At Tuesday, November 16, 2010 7:04:00 PM,  Guy said...

I think the authors' logic (using the term loosely) for using the ratio runs like this: they believe they need to control for year of callup. So if we take only brothers called up first, the younger bro's odds are 5:1 while the older bro's odds are just 32:42. They are dividing the first by the second to determine how large the "younger brother effect" is, while controlling for callup status. Converting back to win%, it's like saying younger bros have a .83 win%, older bros are .43, so the younger bros are .83/.43 = 1.93 times as likely to have more steals.

*

Just in case someone new stops by this discussion, it's worth mentioning that, even leaving aside the misleading odds ratio talk, this is mostly nonsense.

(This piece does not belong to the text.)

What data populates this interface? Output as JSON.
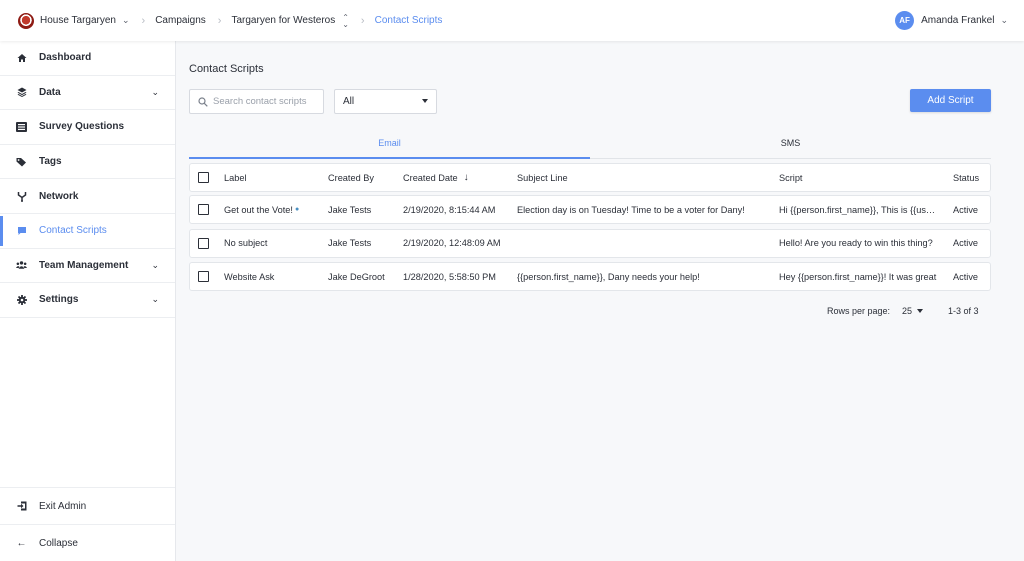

First, there is no reason at all to "control" for year a player is called up. Year of callup has no plausible causal impact on SBAs or success rate. And controlling for year of callup introduces a huge bias, in that younger bros called up first are vastly better players (they arrived in MBL at much younger age).

Second, the metrics here likely overstate younger bros' tendency to steal bases. First, older bros. have longer careers, and SBAs decline sharply with age, so using career rates downwardly biases the older bros' rate. Second, defined SBA opportunities include XBH (even though steals of 3rd are rare), and older bros have proportionately more XBH -- so this metric exaggerates their true SB opportunities relative to the younger bros.

Both other than that, it's one terrific study. :>)

At Wednesday, November 17, 2010 7:59:00 AM,  Phil Birnbaum said...

Guy,

If you're measuring the distance between two things, and the treatment affects both things, the effect you want to talk about is the effect on one of the two things.

Take home field advantage. Maybe team A at home is .540, and team A on the road is .460. The difference is .080. But we say that HFA is 40 points, not 80 points. Why? Because the 80 points is team A minus its opponent team B. A lost 40 points by going on the road, and B gained 40 points by going back home. The 80 points comes from combining the effect of the two teams. The effect *per team* is only 40 points.

Same thing here. If A and B are the brothers, then, to get an odds ratio of 10.58, you need A switching from called up first to called up last, and B switching from called up last to called up first. The *combined* effect is 10.58. The effect on A *or* B separately is the square root of 10.58.

When you use an odds ratio to evaluate a treatment, you usually compare it to a placebo. In that case, you don't have to take the square root, because there's only one actual entity. The authors of this study just followed that convention -- but they actually have a negative and positive treatment, not a placebo and a positive treatment.

You have a battery. When it faces left, the current is -9 volts. When it faces right, the current is +9 volts. The difference is 18 volts. But you have to recognize it's a 9-volt battery, not an 18-volt battery.

You have another battery. When it's not there, the current is zero. When it's there, the current is 18 volts. The difference is still 18 volts. But *now* you can say you have an 18-volt battery.

The second case is so standard, that when the authors had the first case, they used the second case calculation anyway. And so their estimate is the square of what it should be.

Now, you CAN say,

"Because switching the first battery causes a 18-volt swing, I'm going to call it an "18-volt swing battery". Don't misunderstand and quote me that I said it's an 18-volt battery, because I didn't. I just said that it's an "18-volt *swing* battery," that when you invert it, it causes an 18-volt swing. It's not my fault if you misinterpret."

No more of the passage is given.